This restaurant-style dal makhani comes together in about 1 hour and delivers all the creamy richness you expect from the classic North Indian dish. Whole urad dal and rajma are cooked until tender, then simmered in a spiced tomato-onion base and finished with butter and cream. Perfect for serving with naan or jeera rice at festive gatherings or weeknight dinners.
Drain the soaked urad dal and rajma. Rinse them well in fresh water and drain the water. Add to the Instant Pot with 4 cups of water and ½ teaspoon of salt.
Cook for 30-35 minutes (high pressure). Let pressure release naturally (~15 minutes). Lentils should be soft and mashable.
While dal cooks, heat ghee in a heavy-bottomed pot over medium heat. Add cumin seeds and bay leaf. Let them bloom for a few seconds.
Add the onion and saute until golden, about 10 minutes. Add ginger-garlic paste and green chili. Cook for 2 more minutes.
Stir in crushed tomatoes, coriander, cumin, turmeric, chili powder, and garam masala. Cook until thick and the oil begins to separate. This should take about 15 minutes.
Add cooked dal and rajma to the masala along with ½ cup water. Lightly mash some lentils for creaminess. Simmer on low for 10-12 minutes, stirring often.

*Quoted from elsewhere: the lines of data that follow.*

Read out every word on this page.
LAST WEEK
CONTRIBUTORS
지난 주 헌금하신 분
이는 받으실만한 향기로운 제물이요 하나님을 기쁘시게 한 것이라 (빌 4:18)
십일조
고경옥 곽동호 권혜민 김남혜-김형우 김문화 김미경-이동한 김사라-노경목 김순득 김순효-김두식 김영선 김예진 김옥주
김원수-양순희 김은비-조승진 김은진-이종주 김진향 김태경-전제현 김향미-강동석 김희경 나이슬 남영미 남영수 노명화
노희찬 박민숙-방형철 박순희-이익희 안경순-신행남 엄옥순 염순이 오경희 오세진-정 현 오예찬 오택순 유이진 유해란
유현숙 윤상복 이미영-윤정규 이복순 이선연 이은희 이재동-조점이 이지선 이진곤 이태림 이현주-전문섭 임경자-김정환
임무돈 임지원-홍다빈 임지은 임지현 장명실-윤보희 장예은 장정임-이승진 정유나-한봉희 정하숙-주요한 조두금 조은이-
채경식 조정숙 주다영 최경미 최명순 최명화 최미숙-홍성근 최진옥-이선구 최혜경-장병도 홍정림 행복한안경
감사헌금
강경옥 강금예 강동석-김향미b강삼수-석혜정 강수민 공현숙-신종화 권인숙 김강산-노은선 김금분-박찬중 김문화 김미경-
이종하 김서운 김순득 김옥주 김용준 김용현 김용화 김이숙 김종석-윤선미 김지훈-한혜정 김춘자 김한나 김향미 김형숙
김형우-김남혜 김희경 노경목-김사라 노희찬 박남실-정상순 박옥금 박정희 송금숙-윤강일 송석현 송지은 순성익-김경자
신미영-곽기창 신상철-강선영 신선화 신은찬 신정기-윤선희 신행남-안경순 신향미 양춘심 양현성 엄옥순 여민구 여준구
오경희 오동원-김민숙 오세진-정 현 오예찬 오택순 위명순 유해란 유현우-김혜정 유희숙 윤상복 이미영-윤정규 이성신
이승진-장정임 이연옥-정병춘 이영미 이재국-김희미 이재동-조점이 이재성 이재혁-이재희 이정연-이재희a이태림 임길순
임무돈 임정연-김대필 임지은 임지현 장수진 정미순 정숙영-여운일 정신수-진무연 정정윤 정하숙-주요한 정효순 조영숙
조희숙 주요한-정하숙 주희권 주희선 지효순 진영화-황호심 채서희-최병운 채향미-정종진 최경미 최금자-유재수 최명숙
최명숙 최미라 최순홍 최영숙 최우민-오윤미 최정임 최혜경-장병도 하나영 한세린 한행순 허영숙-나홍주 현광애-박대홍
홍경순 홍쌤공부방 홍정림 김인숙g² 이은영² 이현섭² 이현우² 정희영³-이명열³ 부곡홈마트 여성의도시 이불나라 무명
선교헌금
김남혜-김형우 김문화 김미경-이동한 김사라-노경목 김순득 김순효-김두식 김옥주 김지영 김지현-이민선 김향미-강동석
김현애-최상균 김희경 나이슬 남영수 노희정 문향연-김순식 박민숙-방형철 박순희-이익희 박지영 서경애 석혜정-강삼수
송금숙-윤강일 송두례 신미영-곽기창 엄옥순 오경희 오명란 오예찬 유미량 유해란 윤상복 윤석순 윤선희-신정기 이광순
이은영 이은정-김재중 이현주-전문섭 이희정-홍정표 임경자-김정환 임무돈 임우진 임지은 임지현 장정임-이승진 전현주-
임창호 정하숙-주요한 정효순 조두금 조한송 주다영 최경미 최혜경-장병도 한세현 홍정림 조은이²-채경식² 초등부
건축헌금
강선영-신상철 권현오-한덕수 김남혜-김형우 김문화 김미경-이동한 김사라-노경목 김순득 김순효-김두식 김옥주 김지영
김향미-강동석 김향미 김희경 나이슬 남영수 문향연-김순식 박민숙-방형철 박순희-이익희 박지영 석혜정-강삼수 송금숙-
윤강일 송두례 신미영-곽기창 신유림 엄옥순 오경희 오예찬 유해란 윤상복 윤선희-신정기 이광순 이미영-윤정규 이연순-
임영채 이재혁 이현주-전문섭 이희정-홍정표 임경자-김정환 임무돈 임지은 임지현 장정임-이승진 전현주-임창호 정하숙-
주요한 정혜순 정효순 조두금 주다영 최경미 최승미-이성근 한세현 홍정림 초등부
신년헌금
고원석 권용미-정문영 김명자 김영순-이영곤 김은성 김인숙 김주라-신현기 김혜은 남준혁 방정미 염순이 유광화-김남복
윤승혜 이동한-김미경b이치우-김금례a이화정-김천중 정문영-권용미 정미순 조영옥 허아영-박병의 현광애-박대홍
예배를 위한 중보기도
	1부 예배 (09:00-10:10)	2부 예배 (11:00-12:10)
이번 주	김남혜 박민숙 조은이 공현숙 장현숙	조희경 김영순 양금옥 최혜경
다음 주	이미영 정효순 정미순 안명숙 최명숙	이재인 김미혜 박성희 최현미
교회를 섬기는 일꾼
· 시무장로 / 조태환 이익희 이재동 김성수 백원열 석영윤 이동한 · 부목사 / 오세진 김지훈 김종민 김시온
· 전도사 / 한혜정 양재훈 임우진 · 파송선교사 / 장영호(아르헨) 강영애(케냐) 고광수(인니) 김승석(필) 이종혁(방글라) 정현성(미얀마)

Add more water if needed to adjust the consistency.
Reduce the heat, stir in cream, and adjust the seasoning. Crush kasoori methi between your palms and add it.
Garnish with cream swirl and fresh cilantro. Serve hot with jeera rice or naan.
Notes
Always soak urad dal and rajma overnight for the best texture and reduced cook time.
Kashmiri chili powder is mild and used mainly for its vibrant color. It can be substituted with mild paprika if needed.
Lightly mashing some of the lentils makes the dal naturally creamier.
For extra richness, add a small knob of butter just before serving.